Specialised assessment will gather information on the needs of the user in the following domains: sensory, physical, social, cognitive, linguistic and communicative. Assessment will also consider the characteristics and needs of the communication partners as well as environmental demands. Identification of key features of the device such as size, durability, volume controls and maximums is essential in the matching process (user to device matching).
■ Identifying and including an appropriate instructional approach as part of the intervention package, as this is required to enhance communication.

■ AAC users and communication partners benefit from support and training to use specific techniques and strategies to maximise the benefits and effectiveness of AAC.
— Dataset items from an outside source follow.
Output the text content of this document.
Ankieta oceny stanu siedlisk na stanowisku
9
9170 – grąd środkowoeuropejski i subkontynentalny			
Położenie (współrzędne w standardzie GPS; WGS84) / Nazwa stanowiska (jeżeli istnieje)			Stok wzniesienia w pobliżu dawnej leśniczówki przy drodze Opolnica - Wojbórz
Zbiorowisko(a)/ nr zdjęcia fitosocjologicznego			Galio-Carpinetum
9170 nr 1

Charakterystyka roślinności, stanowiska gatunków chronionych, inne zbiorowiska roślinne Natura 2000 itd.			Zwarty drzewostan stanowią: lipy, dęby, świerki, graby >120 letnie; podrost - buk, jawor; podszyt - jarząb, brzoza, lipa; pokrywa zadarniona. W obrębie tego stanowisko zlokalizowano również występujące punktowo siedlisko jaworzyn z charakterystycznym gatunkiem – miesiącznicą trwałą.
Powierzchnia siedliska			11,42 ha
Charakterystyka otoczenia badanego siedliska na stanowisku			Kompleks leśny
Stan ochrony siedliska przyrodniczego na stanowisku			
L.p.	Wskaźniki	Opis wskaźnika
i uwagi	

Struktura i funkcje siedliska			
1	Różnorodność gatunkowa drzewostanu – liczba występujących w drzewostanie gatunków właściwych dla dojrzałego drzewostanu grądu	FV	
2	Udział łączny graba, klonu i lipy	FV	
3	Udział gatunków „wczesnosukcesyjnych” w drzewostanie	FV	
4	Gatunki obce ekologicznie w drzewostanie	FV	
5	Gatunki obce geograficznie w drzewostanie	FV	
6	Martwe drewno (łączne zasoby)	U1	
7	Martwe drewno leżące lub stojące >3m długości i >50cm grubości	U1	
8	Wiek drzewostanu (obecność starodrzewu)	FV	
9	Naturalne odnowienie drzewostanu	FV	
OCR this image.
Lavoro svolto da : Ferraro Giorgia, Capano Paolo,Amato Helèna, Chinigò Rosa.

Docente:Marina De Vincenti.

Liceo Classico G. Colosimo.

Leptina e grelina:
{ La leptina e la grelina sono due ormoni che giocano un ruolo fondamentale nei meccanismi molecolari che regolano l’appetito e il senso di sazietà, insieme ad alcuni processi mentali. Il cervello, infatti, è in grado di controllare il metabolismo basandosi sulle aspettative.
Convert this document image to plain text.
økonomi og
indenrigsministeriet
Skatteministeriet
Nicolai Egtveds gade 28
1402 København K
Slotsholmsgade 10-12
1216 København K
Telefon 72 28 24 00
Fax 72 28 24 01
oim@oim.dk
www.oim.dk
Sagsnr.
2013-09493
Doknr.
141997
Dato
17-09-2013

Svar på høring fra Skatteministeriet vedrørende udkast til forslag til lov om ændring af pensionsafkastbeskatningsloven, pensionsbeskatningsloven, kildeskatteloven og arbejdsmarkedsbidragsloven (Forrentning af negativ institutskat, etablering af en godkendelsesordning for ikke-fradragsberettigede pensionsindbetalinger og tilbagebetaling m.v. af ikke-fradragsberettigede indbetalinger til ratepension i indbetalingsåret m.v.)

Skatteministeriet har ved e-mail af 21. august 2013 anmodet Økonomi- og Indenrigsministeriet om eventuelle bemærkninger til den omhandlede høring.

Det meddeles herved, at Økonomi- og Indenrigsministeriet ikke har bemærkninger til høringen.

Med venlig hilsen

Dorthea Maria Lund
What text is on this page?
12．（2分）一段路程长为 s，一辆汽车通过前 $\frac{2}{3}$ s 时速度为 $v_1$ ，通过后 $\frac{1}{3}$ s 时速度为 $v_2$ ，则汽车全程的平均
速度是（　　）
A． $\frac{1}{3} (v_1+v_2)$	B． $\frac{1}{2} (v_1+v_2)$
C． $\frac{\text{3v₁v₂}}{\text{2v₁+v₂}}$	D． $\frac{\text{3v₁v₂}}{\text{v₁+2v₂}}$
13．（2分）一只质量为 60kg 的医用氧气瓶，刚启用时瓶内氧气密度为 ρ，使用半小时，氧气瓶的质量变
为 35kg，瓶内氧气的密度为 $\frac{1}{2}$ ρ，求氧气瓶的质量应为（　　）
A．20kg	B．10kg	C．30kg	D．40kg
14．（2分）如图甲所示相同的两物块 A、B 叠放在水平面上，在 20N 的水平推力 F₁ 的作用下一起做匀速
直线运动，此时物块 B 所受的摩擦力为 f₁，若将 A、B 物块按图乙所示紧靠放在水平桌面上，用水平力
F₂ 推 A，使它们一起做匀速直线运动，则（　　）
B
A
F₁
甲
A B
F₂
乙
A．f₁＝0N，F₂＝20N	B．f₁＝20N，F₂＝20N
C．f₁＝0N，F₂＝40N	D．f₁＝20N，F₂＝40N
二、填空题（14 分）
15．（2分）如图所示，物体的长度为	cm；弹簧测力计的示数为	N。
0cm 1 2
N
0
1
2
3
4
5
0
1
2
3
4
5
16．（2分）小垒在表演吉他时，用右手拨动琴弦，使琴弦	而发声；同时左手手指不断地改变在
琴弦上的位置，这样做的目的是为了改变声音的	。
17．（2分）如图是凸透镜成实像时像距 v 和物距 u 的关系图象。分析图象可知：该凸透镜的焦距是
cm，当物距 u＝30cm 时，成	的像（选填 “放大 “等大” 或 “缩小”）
A best judgement can be made between the individual and device or app when the assessment is complete. It is then time to give it a go. It may be that a device or app is found not to be suitable immediately, but experience tells us that the door may not be shut forever. A match between the individual and the device may be made at a later date (adapted from Howard et al. 2012).

Final thoughts

We live in exciting times and it seems that the technological revolution has come at a good time for many people with autism. While the latest technology does not provide the cure or the answer to autism, it may open doors for people with ASD to increase their independence, social access, and to enhance their quality of life. While we await further research findings into the effectiveness of the use of technology with people with ASD, we know from a clinical perspective that when technology is applied appropriately to address a specific issue, it can be very effective. The key to success is in professionals and families working together to find the correct match. For now, armed with knowledge of the key principles of AAC, I am ready to embrace the new apples and blackberries of this world and see where they lead…

The case study outlined in this article was completed as part of an MSc LACIC at the University of Sheffield.